The Espoo, Finland-based company reported a net profit of 358 million euros ($389 million) for the July-September period, up 22% from 293 million euros ($318 million) a year earlier.
Net income attributable to shareholders was 352 million euros ($382 million), up from 299 million euros a year earlier.
Similar to its Nordic rival Ericsson of Sweden, Nokia has suffered this year and last year from operators cutting back on investments in 5G and other telecom technology because of economic uncertainty and high financing costs.
Commenting on Nokia’s performance in the third quarter, CEO Pekka Lundmark said “I am optimistic we are now turning the corner in many parts of our business, even if some continue to experience market weakness.”

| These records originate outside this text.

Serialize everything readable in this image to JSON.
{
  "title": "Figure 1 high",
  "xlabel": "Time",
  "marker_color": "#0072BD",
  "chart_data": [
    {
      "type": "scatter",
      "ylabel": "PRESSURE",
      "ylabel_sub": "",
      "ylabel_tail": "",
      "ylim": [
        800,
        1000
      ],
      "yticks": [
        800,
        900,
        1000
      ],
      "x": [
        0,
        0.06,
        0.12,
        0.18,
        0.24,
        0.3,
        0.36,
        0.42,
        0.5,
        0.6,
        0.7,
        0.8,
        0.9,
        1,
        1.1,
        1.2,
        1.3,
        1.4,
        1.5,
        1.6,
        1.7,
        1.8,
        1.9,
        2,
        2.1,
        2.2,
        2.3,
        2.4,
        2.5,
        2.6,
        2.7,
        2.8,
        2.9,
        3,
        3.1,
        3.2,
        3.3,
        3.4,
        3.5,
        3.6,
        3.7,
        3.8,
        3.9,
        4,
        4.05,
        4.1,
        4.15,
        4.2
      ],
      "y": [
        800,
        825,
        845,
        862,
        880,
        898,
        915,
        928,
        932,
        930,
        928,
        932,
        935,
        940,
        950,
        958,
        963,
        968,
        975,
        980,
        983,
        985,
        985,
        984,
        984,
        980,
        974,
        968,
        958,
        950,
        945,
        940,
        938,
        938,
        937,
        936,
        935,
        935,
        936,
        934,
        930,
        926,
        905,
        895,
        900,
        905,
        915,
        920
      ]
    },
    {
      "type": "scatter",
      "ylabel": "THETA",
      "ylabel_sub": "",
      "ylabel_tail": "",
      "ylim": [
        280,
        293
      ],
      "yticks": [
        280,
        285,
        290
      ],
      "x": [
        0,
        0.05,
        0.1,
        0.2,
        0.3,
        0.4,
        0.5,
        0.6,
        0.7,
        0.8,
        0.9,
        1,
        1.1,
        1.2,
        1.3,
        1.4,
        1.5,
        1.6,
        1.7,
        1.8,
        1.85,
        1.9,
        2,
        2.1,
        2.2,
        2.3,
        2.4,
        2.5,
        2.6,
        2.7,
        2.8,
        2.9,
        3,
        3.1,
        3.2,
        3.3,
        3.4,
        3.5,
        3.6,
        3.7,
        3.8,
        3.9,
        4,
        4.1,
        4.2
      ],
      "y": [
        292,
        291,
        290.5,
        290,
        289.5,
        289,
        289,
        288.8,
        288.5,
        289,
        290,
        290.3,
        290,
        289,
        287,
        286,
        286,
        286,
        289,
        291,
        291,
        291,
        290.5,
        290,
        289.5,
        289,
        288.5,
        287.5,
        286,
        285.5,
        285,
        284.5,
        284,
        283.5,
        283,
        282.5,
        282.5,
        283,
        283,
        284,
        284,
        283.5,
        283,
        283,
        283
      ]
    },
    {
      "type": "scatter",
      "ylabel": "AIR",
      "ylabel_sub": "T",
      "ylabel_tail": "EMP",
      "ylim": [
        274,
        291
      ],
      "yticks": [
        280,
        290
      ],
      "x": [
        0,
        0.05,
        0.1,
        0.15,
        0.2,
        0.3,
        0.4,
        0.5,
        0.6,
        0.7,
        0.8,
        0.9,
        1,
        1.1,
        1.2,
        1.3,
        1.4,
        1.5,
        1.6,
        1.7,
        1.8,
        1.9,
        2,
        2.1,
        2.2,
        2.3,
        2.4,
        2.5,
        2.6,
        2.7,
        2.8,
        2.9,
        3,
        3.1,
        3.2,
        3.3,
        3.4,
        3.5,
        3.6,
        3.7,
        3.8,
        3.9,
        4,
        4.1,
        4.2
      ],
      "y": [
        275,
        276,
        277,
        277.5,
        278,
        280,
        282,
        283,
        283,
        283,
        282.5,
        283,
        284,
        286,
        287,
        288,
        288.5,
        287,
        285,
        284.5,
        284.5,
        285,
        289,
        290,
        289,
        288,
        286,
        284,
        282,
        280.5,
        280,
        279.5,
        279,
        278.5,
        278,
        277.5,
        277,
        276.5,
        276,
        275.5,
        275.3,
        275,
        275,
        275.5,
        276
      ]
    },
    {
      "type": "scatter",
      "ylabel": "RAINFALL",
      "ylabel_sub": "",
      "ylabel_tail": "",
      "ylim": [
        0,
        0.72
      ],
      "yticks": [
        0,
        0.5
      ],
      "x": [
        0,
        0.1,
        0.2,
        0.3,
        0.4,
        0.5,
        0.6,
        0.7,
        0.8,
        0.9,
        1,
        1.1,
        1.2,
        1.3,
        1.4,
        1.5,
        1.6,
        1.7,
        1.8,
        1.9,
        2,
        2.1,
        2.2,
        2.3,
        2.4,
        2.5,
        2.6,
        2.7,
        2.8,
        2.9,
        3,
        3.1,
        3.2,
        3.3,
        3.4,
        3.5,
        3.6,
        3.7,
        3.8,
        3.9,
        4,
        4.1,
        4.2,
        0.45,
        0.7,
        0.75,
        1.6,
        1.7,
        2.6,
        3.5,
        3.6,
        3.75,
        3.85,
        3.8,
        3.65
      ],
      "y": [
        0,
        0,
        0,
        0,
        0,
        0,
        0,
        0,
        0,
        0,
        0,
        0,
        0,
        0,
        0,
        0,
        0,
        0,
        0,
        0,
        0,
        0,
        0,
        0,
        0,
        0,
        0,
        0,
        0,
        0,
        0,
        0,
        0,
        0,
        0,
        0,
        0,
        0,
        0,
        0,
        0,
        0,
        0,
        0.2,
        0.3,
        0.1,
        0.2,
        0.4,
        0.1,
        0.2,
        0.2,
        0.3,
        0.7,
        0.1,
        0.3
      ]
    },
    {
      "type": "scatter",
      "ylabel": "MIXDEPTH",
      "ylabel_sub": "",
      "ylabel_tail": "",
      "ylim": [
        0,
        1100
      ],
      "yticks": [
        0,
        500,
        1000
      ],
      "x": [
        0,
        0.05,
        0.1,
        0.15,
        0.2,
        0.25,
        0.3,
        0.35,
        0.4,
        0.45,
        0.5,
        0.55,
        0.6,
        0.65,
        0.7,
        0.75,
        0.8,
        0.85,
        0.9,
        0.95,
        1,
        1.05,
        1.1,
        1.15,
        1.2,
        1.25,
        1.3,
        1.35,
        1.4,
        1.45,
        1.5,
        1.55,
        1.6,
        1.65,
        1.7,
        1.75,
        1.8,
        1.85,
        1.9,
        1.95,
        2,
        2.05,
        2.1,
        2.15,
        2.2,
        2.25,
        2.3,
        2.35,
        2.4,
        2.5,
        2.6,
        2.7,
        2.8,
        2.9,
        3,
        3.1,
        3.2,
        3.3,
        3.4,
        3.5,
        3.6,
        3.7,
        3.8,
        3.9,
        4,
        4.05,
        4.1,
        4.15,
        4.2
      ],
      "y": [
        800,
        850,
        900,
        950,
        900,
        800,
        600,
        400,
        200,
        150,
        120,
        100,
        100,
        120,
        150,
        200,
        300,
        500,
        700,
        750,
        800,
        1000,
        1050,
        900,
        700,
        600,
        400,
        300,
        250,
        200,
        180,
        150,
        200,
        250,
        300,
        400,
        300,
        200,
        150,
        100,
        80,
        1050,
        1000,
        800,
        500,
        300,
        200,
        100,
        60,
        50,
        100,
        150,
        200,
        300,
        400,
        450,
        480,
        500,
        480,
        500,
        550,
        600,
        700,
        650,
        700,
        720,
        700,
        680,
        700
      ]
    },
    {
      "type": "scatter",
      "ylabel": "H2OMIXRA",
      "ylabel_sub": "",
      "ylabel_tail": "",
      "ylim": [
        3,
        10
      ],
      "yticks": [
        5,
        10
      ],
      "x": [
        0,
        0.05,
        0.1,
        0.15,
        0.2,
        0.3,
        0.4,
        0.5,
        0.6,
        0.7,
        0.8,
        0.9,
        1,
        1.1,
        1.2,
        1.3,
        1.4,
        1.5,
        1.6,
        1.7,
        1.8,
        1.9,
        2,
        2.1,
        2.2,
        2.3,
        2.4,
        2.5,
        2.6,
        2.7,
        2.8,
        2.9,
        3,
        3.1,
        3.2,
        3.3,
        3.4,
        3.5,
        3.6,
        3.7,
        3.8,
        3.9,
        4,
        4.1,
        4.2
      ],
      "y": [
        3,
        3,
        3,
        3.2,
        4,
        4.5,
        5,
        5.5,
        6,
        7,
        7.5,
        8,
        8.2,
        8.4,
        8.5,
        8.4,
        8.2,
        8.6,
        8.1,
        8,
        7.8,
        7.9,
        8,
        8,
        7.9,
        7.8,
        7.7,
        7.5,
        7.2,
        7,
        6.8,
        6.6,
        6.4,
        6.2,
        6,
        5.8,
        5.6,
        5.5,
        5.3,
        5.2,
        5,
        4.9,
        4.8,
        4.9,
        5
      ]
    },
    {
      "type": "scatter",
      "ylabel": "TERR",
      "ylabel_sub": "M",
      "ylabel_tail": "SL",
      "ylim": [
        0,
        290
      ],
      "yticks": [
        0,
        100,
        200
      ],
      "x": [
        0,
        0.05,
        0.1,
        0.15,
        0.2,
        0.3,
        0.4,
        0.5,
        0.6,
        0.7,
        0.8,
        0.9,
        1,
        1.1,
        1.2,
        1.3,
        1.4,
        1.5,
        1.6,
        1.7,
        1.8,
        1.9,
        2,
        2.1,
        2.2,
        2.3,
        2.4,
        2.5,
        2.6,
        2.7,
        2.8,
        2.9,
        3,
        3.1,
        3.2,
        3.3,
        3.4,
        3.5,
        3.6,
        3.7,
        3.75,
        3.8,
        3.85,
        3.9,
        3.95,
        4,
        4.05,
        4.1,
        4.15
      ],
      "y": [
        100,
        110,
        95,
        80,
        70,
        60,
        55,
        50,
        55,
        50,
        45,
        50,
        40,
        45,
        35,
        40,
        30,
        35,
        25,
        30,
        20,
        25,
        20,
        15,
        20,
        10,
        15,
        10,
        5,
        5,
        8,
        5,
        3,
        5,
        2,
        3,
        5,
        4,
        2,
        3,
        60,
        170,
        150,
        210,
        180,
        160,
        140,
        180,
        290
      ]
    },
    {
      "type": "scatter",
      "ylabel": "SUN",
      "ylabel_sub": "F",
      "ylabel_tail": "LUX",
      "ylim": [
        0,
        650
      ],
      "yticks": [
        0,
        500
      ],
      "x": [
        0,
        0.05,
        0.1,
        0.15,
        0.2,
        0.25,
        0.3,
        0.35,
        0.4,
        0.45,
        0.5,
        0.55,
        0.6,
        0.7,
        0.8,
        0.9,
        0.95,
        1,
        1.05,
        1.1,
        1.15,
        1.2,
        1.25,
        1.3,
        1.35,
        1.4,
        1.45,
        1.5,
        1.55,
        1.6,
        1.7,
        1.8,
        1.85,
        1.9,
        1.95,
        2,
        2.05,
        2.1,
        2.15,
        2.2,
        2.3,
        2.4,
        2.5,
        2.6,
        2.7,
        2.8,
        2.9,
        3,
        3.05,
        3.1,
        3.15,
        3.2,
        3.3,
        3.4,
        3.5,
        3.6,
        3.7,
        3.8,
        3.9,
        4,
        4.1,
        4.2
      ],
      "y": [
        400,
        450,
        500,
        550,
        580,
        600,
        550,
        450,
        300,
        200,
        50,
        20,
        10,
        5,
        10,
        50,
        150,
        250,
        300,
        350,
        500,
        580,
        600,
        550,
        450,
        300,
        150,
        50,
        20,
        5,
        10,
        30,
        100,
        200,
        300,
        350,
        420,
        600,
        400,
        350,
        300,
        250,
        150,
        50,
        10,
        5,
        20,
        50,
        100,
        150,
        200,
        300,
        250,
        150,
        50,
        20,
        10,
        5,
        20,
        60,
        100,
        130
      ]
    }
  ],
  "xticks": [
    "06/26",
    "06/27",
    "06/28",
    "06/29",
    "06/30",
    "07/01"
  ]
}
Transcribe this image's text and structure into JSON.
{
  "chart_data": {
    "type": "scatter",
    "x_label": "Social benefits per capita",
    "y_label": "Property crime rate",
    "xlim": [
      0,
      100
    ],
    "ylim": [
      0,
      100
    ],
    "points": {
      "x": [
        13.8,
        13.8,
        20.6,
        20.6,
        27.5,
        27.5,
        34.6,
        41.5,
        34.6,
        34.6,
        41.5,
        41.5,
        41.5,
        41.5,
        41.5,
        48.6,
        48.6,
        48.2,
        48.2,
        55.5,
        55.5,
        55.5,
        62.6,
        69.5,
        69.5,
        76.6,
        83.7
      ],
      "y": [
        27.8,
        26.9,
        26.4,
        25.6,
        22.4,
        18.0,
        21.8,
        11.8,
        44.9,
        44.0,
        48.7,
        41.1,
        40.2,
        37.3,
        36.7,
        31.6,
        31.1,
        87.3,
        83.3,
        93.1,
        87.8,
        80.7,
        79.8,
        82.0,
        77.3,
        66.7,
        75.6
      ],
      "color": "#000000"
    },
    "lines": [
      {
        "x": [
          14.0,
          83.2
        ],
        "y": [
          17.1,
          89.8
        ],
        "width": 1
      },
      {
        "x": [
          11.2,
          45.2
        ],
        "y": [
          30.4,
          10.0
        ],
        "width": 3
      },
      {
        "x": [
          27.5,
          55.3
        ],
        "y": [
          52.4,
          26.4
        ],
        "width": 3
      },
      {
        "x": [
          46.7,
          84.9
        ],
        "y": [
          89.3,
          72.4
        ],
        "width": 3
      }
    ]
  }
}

Nokia’s sales were down 8% at 4.3 billion euros ($4.7 billion) compared with 4.7 billion euros ($5.1 billion) a year earlier. Lundmark said three quarters of the company’s sales decline was “driven by India due to a strong year-ago quarter.”
“Despite continued intense competition, we remain disciplined on price while still winning deals as we remain focused on improving the profitability of our business,” he said. “The (full year 2024) net sales recovery is happening slower than we expected previously, however, this is being partially offset by an improving gross margin and quick action on cost.”
The Finnish company is one of the world’s main suppliers of 5G equipment, the latest generation of broadband technology, along with Ericsson, China’s Huawei and South Korea’s Samsung.